Pakistan crypto council CEO meets US senators to discuss digital finance

The meetings focuses on fostering cooperation to develop regulatory frameworks in Pakistan that align with international standards

Bilal Bin Saqib, CEO of the Pakistan Crypto Council (PCC), met with U.S. Senators Bill Hagerty and Rick Scott during his recent visit to New York, underscoring Pakistan’s growing engagement in global cryptocurrency discussions and the evolving landscape of digital finance.

The meetings focused on fostering cooperation to develop regulatory frameworks in Pakistan that align with international standards while promoting innovation and financial inclusion.

Senator Hagerty, a key supporter of responsible financial innovation, is the lead sponsor of the GENIUS Act of 2025, which seeks to establish a comprehensive regulatory framework for payment stablecoins in the United States. The bill aims to ensure financial inclusion, require full asset backing for stablecoins, and maintain U.S. leadership in the governance of digital currencies.
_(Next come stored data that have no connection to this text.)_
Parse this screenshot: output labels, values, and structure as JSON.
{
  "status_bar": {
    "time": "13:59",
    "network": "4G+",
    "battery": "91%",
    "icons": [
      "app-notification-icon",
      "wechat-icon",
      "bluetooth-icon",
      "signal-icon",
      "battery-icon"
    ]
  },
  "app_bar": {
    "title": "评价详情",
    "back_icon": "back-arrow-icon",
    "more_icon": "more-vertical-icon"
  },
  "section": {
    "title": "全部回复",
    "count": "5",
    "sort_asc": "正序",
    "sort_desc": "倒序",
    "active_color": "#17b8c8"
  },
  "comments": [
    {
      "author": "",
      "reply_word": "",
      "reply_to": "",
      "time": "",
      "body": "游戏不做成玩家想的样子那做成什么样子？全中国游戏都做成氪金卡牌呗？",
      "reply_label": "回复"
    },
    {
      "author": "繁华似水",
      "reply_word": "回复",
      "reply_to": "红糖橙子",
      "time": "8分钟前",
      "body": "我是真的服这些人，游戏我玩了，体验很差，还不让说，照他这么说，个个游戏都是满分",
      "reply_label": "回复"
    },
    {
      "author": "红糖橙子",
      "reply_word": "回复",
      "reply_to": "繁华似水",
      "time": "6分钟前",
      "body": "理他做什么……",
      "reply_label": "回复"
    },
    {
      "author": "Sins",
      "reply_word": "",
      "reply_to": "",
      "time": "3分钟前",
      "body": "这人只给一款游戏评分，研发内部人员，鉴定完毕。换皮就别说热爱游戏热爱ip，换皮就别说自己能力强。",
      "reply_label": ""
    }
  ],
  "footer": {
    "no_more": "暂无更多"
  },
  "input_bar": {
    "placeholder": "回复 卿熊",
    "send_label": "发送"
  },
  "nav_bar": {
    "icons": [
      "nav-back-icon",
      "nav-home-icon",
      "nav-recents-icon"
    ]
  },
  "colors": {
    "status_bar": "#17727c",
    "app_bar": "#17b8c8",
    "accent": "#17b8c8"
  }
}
Meanwhile, Senator Scott, a strong advocate for civil liberties in the digital age, has co-sponsored the CBDC Anti-Surveillance State Act. This legislation is intended to block the issuance of central bank digital currencies directly to individuals, aiming to safeguard privacy and limit government overreach.

With over $36 billion in annual remittances, Pakistan views stablecoins as a strategic opportunity to reduce transaction costs, enhance financial transparency, and broaden access to financial services for underbanked communities. The GENIUS Act serves as a model for emerging economies like Pakistan that are seeking to incorporate digital assets into their financial systems responsibly.

PCC’s engagement with U.S. lawmakers emphasized the importance of regulatory clarity and its role in guiding Pakistan’s own digital asset policies.

Separately, in a high-level meeting at General Headquarters, PCC CEO Saqib met with Chief of Army Staff Field Marshal Asim Munir to discuss the strategic potential of blockchain, cryptocurrency, and artificial intelligence. The meeting focused on using emerging technologies to empower Pakistan’s youth and drive economic resilience.

Saqib highlighted the demand among Pakistan’s younger population for inclusion in global technological innovation, framing digital finance and decentralization as opportunities rather than risks.

This dialogue coincides with the acceleration of regulatory developments within Pakistan. The Ministry of Finance recently announced the establishment of the Pakistan Digital Assets Authority (PDAA), a new body responsible for overseeing blockchain infrastructure and regulating virtual assets. The move represents a major step in formalizing a crypto market estimated to handle over $300 billion in annual trading volume.

Finance Minister Muhammad Aurangzeb stated that the PDAA would help create a secure, innovative, and inclusive environment for virtual assets, supporting Pakistan’s ambitions to become a regional leader in blockchain and digital finance. The initiative will also enable the tokenization of public assets and government debt, promote regulated Bitcoin mining using surplus electricity, and offer legal certainty to global investors.

The shift toward digital regulation reflects a broader strategy to harness Pakistan’s young demographic and underutilized resources for sustainable economic growth. With over 70% of its population under the age of 30, Pakistan is well-positioned to embrace digital adoption.

The country ranks among the world’s top five in crypto usage and is the third-largest global market for freelancers, adding more than 50,000 IT graduates to the workforce annually.